Kerja moyak itu sungguh sangat berat. Apalagi bagi seorang anak kecil sepertiku. Setiap hari dari pagi hari mulai dari matahari terbit saat itu pula aku mulai berangkat bekerja. Memanggul sekop yang kuletakan di bahuku sembari membawa sebotol dirigen air minum dalam genggaman lenganku yang satunya. Hingga kala matahari tepat berada di atas aku berdiri saat itulah aku istirahat. Sejenak melepas lelah sambil makan siang. Selanjutnya kala matahari mulai tenggelam saat itulah aku pulang dari kerja.

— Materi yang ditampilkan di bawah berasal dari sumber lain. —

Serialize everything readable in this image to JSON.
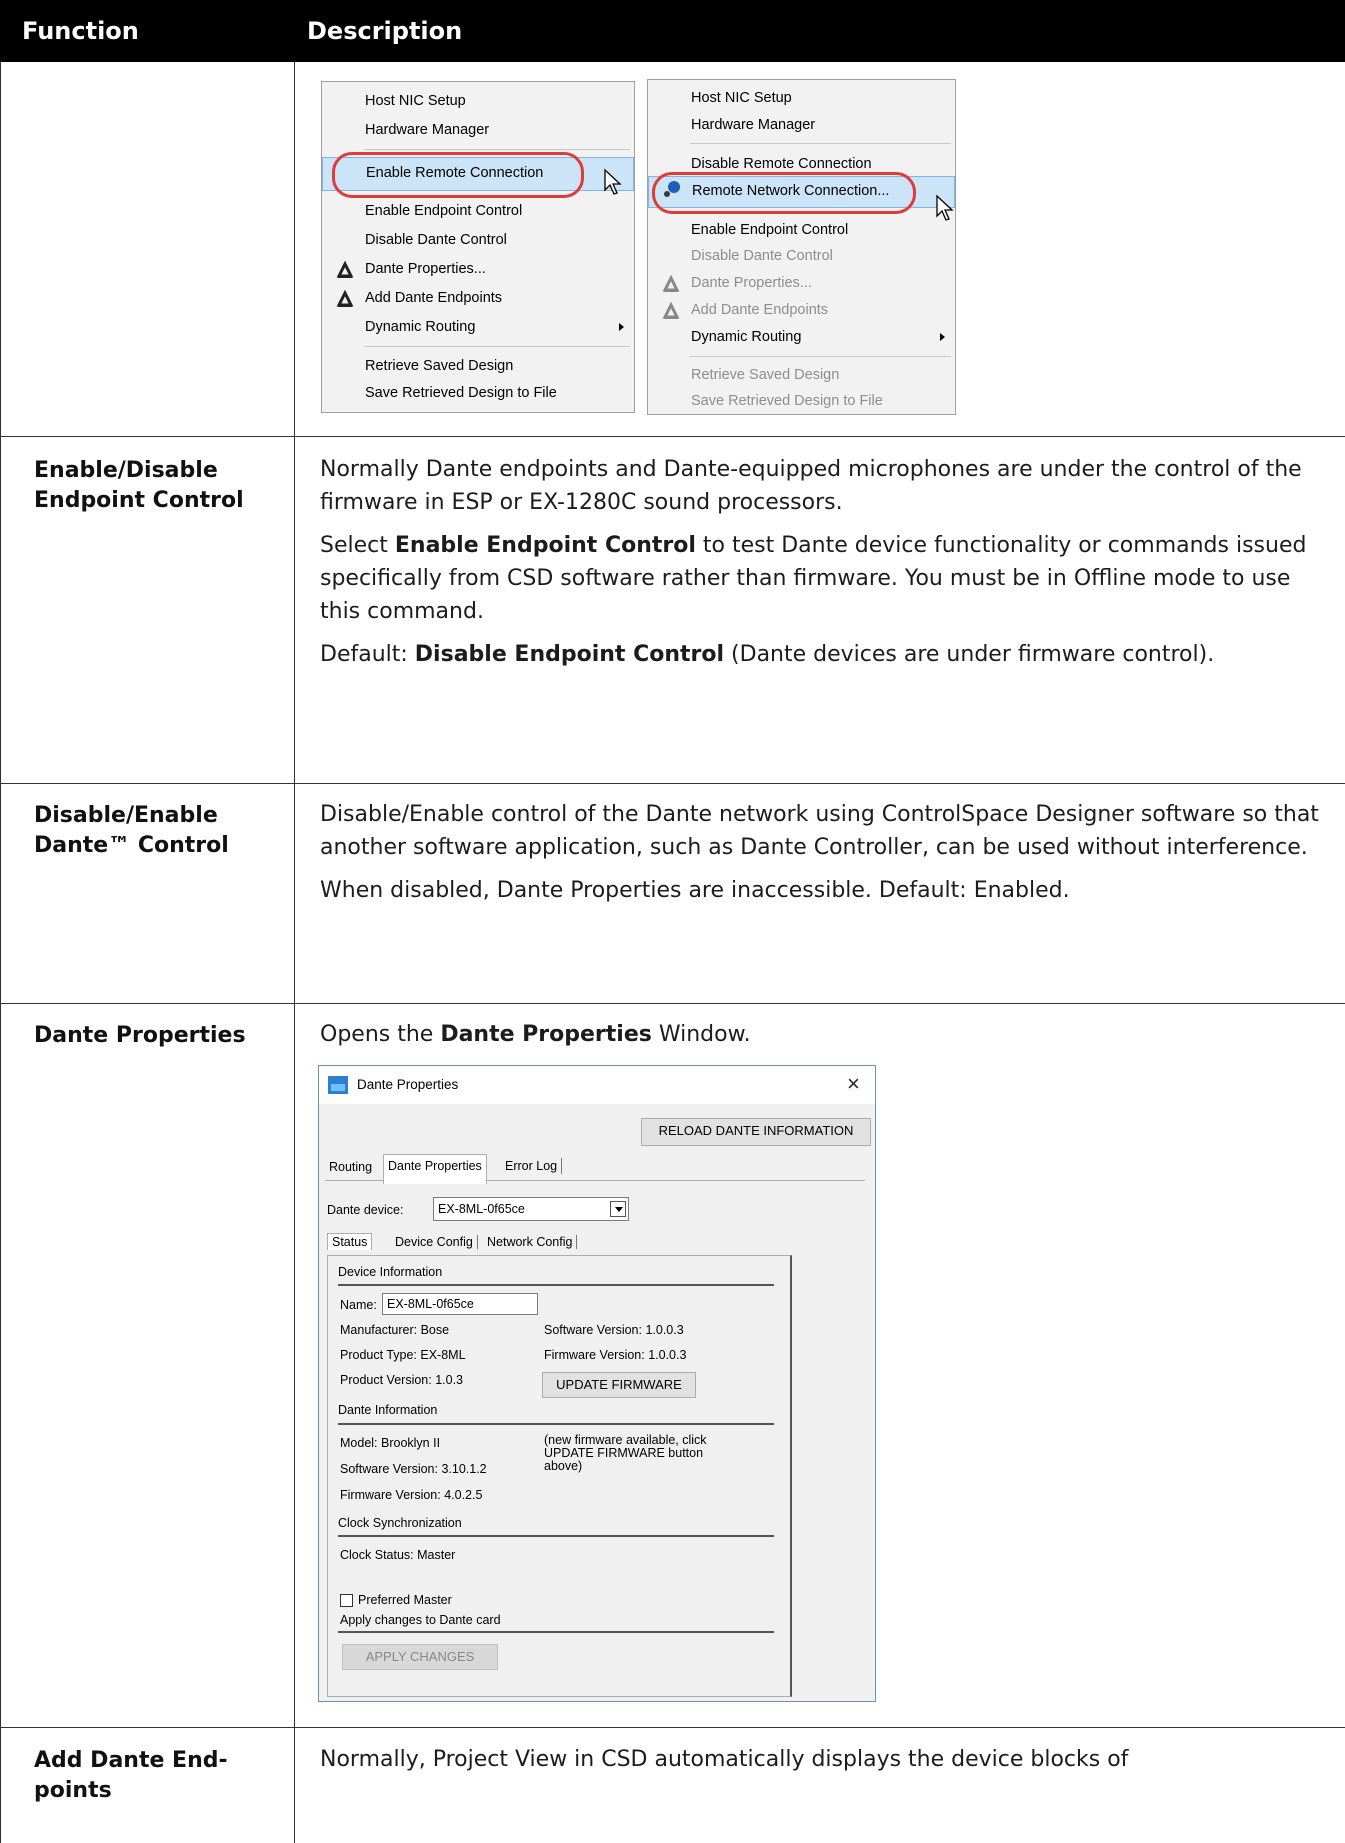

Setiap hari bekerja, tidak ada yang namanya libur rutin atau libur terjadwal. Hanya sesekali meliburkan diri itu saja karena badan sudah merasa sangat lelah atau didera sakit. Saat itu baru benar-benar bisa istirahat. Istirahat di tenda pun rasanya tidak enak dan tidak nyaman. Di dalam tenda seperti orang yang dipanggang di dalam sebuah wadah. Rasanya sangat panas bukannya teduh. Panasnya melebihi udara yang ada diluar tenda. Hingga kalau istirahat lebih memilih di luar tenda, mencari tempat yang mempunyai bayangan matahari seperti di bawah pepohonan.

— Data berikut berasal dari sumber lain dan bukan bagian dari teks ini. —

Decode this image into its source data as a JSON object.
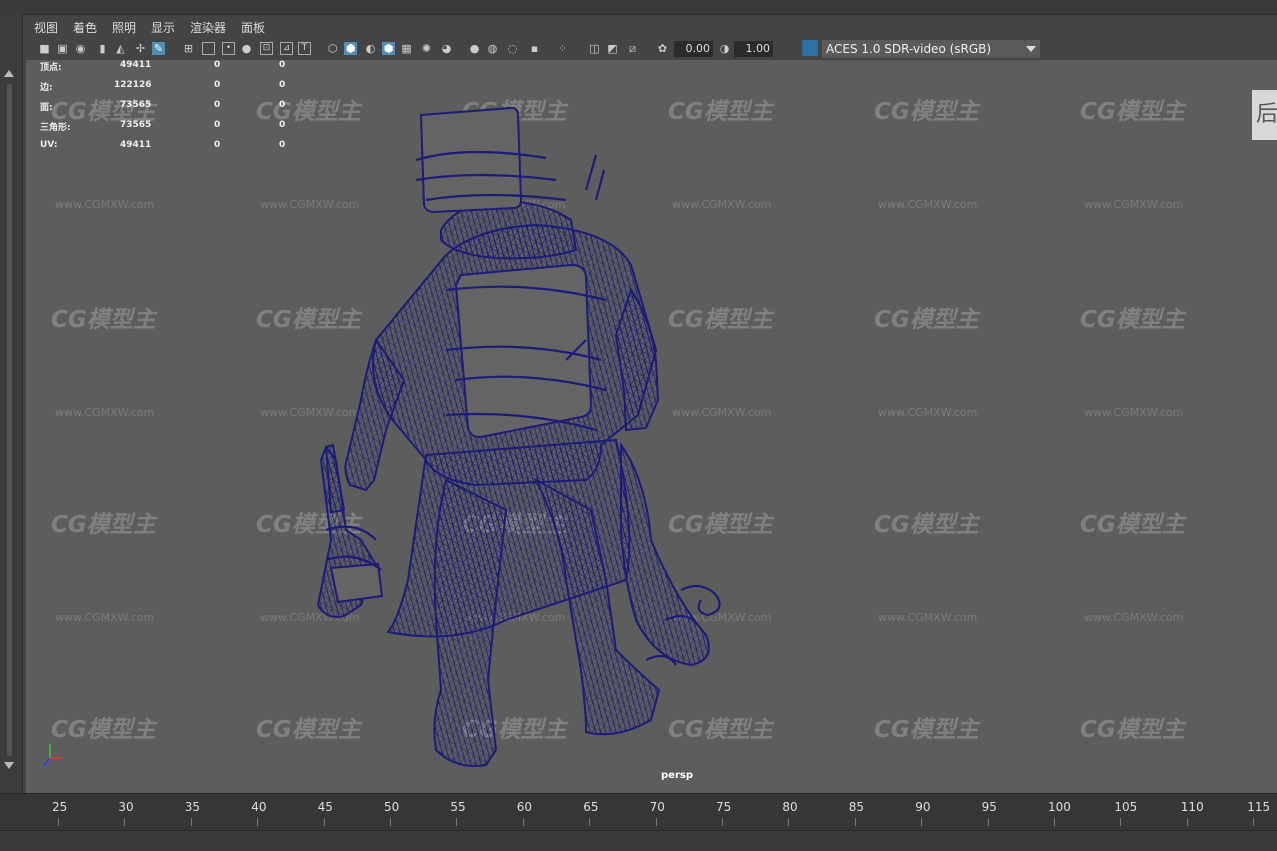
{
  "menu": [
    "视图",
    "着色",
    "照明",
    "显示",
    "渲染器",
    "面板"
  ],
  "toolbar": {
    "exposure": "0.00",
    "gamma": "1.00",
    "color_space": "ACES 1.0 SDR-video (sRGB)"
  },
  "hud": {
    "rows": [
      {
        "label": "顶点:",
        "v1": "49411",
        "v2": "0",
        "v3": "0"
      },
      {
        "label": "边:",
        "v1": "122126",
        "v2": "0",
        "v3": "0"
      },
      {
        "label": "面:",
        "v1": "73565",
        "v2": "0",
        "v3": "0"
      },
      {
        "label": "三角形:",
        "v1": "73565",
        "v2": "0",
        "v3": "0"
      },
      {
        "label": "UV:",
        "v1": "49411",
        "v2": "0",
        "v3": "0"
      }
    ]
  },
  "viewport": {
    "camera_label": "persp",
    "viewcube_label": "后",
    "watermark_logo": "CG模型主",
    "watermark_url": "www.CGMXW.com"
  },
  "timeline": {
    "ticks": [
      "25",
      "30",
      "35",
      "40",
      "45",
      "50",
      "55",
      "60",
      "65",
      "70",
      "75",
      "80",
      "85",
      "90",
      "95",
      "100",
      "105",
      "110",
      "115"
    ]
  },
  "colors": {
    "viewport_bg": "#5d5d5d",
    "wireframe": "#1c1c78",
    "accent": "#4f8fb6"
  }
}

Sehari-hari disana benar-benar terisolasi dari dunia luar. Tidak ada saluran listrik sampai ke tendaku berada. Setiap malam hanya lampu teplok atau kami biasa disana menyebutnya dengan Dilah. Dilah adalah sebutan familiar bagi orang Jawa di desaku untuk benda itu. Benda yang menjadi sumber cahaya yang terbuat dari botol minuman yang diisi dengan minyak tanah yang diberi sumbu kain bekas sampai atasnya, hingga menyala kala disulut api. Bentuknya mungkin mirip seperti
bom molotov yang sering aku lihat di tv-tv yang digunakan para pendemo kala berdemonstrasi melawan pemerintah yang mereka anggap salah. Nyala api dari Dilah itu yang berwarna kuning seperti lilin menjadi teman setiap malam. Dengan Dilah itu malam-malam yang kulalui tersinari oleh sinar redupnya di tengah gelap dan sepinya hutan yang telah menjadi area pertambangan.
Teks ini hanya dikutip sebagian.